Estratto da “La vita quotidiana a roma” di Jérôme Cacopino, Laterza.

 

[…] Se con un colpo di bacchetta magica si fosse potuto dipanarne il groviglio e allinearle l’una dietro l’altra, le vie di Roma, contate e misurate da Vespasiano e Tito al tempo del loro censimento del 73 d. c., avrebbero coperto una distanza di 60000 passi pari a circa 85 chilometri. Plinio il Vecchio, fiero di quell’immenso sviluppo, poneva a raffronto l’altezza degli edifici che sorgevano sul percorso di quelle vie per proclamare subito dopo che non c’era nel mondo antico una città la cui grandezza potesse esser paragonata a quella di Roma.

Ma in realtà si tratta solo di una grandezza quantitativa e gli elementi di cui è composta sono tra loro stridenti, dal momento che invece di ordinarsi secondo la prospettiva immaginaria che Plinio rappresenta con una linea retta sulla sua pergamena, la rete della viabilità romana si perdeva sul terreno di una matassa inestricabile dove gli inconvenienti erano aggravati dall’enormità stessa degli edifici che abbracciava. Tacito infatti attribuisce all’anarchia delle strade chiuse, sinuose, divaganti come se fossero state tracciate senza regola attraverso la massa delle insulae gigantesche, la facilità e la rapidità con le quali si propagò in Roma il terribile incendio del 64 d. C.
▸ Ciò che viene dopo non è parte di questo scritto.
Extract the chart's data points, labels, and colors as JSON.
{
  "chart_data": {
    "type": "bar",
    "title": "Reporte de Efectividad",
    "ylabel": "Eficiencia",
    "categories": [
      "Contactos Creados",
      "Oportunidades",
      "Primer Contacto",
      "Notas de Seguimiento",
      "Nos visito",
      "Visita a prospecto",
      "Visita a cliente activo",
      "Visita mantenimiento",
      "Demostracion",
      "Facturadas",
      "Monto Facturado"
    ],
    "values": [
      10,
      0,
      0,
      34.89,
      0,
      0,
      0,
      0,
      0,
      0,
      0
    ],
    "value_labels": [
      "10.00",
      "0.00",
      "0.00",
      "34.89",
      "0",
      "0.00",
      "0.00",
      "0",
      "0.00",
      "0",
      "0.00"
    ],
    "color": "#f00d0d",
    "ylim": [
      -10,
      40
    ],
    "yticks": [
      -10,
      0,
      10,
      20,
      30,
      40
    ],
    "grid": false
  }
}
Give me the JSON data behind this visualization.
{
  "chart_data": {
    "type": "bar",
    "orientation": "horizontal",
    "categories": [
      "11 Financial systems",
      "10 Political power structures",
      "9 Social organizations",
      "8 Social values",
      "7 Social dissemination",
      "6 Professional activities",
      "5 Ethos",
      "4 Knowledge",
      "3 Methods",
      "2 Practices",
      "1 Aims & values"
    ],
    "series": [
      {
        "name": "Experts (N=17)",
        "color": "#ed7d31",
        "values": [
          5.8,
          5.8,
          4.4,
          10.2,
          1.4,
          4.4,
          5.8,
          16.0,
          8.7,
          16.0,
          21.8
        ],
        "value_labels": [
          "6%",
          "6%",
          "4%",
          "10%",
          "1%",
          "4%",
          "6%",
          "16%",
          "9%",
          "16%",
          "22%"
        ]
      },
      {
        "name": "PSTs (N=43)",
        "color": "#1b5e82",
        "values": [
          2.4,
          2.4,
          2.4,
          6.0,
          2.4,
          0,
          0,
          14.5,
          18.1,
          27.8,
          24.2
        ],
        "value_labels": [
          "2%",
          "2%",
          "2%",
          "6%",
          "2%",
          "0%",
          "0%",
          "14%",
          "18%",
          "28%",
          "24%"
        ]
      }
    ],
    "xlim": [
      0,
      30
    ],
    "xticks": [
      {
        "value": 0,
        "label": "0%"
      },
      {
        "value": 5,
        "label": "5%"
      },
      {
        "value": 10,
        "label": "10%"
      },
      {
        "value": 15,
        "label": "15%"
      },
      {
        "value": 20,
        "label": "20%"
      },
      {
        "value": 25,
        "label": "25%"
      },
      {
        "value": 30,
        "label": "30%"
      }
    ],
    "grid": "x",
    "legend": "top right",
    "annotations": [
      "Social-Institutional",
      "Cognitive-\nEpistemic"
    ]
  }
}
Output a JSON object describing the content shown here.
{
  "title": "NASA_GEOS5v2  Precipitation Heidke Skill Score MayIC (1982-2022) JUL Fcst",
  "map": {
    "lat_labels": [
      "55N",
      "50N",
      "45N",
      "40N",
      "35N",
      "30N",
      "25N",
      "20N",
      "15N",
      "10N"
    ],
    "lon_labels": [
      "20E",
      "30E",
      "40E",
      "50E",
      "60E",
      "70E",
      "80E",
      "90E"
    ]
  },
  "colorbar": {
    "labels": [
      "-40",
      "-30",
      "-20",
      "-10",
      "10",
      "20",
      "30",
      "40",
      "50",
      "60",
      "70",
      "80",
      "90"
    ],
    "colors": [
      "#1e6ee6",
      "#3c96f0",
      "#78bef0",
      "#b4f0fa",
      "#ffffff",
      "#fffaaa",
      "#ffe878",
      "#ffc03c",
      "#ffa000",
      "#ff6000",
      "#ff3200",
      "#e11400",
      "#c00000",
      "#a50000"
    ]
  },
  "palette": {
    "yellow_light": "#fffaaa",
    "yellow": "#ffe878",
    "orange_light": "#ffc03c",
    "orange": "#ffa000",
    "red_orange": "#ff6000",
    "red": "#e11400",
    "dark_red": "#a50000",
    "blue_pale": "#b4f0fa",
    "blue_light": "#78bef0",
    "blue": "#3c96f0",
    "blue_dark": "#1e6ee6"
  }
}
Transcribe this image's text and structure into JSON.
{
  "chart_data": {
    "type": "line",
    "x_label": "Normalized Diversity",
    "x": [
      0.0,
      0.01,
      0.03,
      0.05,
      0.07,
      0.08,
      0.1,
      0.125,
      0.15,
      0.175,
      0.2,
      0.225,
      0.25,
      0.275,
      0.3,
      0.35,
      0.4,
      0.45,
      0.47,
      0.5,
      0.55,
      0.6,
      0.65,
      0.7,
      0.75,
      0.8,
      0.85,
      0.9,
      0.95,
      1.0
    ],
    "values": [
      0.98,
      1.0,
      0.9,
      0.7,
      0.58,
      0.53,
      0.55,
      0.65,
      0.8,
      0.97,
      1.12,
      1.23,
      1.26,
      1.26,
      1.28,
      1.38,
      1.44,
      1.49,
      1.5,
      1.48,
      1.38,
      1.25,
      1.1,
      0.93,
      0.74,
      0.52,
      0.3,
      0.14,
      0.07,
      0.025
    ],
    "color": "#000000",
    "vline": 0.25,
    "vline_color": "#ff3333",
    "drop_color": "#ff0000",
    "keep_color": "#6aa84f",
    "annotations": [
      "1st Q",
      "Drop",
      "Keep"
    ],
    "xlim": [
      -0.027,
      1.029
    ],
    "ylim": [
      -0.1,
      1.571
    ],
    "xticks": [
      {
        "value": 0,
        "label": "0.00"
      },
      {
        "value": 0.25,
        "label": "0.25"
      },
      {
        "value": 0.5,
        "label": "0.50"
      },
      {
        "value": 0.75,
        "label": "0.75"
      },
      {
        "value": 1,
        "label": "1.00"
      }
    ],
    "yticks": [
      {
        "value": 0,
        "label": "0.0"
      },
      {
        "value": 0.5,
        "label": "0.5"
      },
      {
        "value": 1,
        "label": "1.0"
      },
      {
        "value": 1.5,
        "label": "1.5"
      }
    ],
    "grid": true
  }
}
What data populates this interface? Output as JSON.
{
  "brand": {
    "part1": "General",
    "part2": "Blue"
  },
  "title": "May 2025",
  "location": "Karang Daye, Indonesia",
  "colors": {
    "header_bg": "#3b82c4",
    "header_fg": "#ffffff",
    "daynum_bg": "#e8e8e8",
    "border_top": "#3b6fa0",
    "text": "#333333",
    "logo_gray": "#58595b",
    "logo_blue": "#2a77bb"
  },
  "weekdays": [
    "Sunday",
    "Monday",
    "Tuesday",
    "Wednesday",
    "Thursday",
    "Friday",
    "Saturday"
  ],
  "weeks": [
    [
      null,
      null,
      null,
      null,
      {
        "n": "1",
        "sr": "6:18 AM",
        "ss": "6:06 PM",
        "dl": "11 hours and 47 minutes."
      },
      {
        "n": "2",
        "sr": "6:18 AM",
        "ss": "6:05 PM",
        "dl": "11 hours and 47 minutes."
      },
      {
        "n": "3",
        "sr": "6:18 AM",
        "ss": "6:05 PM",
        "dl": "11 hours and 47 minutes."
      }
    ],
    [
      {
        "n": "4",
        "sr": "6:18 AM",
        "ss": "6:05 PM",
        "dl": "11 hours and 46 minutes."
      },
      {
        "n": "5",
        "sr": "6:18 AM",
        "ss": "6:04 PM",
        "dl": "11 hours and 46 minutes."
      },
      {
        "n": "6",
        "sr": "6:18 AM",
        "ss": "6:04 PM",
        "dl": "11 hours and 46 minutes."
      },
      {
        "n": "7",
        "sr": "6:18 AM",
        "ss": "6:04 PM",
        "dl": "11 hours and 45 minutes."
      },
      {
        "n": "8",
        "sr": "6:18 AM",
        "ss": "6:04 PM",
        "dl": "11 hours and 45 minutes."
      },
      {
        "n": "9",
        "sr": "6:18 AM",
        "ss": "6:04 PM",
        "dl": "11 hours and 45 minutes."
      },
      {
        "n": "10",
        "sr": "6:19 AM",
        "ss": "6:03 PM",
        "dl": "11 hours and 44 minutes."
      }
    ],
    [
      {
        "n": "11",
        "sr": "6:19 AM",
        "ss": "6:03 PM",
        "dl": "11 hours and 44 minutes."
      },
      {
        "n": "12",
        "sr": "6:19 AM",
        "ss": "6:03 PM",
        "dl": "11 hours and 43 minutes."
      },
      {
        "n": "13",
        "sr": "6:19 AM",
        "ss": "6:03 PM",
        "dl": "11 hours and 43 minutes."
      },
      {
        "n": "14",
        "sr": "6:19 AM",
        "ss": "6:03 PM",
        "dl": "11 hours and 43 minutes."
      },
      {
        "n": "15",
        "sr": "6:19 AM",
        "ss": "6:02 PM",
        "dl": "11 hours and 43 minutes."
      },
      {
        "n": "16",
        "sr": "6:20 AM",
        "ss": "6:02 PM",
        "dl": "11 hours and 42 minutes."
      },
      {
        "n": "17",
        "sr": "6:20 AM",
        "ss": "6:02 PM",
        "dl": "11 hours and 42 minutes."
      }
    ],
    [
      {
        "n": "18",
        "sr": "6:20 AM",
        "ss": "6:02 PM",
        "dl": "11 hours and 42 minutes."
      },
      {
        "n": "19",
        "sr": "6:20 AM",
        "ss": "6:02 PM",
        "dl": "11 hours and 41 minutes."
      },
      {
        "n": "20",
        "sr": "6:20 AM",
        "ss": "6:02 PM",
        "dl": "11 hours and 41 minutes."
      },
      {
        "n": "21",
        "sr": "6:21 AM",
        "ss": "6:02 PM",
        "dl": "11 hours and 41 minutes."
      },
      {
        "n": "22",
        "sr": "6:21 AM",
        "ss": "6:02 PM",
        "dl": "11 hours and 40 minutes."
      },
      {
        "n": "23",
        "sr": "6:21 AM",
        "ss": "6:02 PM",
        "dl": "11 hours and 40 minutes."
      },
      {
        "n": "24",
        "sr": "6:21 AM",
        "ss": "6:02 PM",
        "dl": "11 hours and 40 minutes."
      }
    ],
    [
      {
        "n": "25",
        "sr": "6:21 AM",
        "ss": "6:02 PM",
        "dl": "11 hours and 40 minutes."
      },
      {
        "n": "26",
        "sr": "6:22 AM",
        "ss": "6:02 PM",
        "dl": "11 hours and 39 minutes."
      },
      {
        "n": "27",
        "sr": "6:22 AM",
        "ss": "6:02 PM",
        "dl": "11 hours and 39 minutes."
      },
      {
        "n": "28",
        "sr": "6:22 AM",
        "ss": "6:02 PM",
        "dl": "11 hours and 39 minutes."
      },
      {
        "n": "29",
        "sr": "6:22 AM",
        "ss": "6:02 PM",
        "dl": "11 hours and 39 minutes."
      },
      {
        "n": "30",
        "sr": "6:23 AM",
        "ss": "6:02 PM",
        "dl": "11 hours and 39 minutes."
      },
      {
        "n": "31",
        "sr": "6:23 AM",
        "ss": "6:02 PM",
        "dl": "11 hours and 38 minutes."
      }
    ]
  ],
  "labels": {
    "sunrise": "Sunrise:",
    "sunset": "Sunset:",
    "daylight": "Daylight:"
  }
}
Quanto a Nerone, per il quale tale lezione non era andata perduta, se le sue intenzioni furono di ricostruire gli isolati distrutti secondo un piano razionale, con allineamenti più rigorosi e con passaggi più larghi, nei risultati non raggiunse lo scopo. Nel complesso e fino alla fine dell’impero, le strade di Roma costituirono un insieme per nulla organico piuttosto che un sistema veramente efficiente; esse conservarono sempre qualcosa delle loro lontane origini e delle vecchie distinzioni, che avevano presieduto al loro primitivo assetto di tipo rustico: itinera, le vie accessibili ai soli pedoni; actus, quelle in cui poteva passare un carro alla volta; e infine viae propriamente dette quelle in cui due carri potevano incrociarsi o superarsi.

Nel complesso densissimo delle vie di Roma solo due avevano diritto al nome di via entro l’antica muraglia repubblicana, la Via Sacra e la Via Nova, che attraversavano o costeggiavano il Foro e che, con sorpresa, troviamo del tutto irrilevanti. Tra le porte della cinta di mura e la periferia delle quattordici regioni, un’altra ventina meritavano quel nome; le vie che da Roma conducevano in Italia: la via Appia, la via Latina, la via d’Ostia, la via Labicana, ecc. Esse hanno una larghezza oscillante tra m. 4,80 e 6,50, prova evidente che non avevano guadagnato molto spazio dal tempo in cui le Dodici Tavole avevano stabilito una larghezza massima di 16 piedi, pari a m.4,80.

La maggior parte delle altre, le vere e proprie vie, i vici, raggiungevano a stento tale ampiezza, e tra queste molte vi restavano anche al disotto – semplici passaggi, angiportus, o sentieri, semitae, cui era prescritta una larghezza di 10 piedi (m. 2,90) perché le case che li fiancheggiavano potessero avere il permesso di costruire dei balconi ai piani superiori. La strettezza delle vie era tanto più scomoda quanto più esse erano tortuose, e dovevano salire o discendere forti pendii sulle sette colline, onde il nome, dato a molte, di rampe, clivi: clivus Capitolinus, clivus Argentarius, ecc. Infine, insudiciate quotidianamente dai rifiuti delle case, non erano certo tenute così bene come aveva prescritto Cesare nella sua legge postuma, né erano sempre munite del marciapiede e della pavimentazione che il dittatore aveva preso l’iniziativa di imporre una volta per tutte.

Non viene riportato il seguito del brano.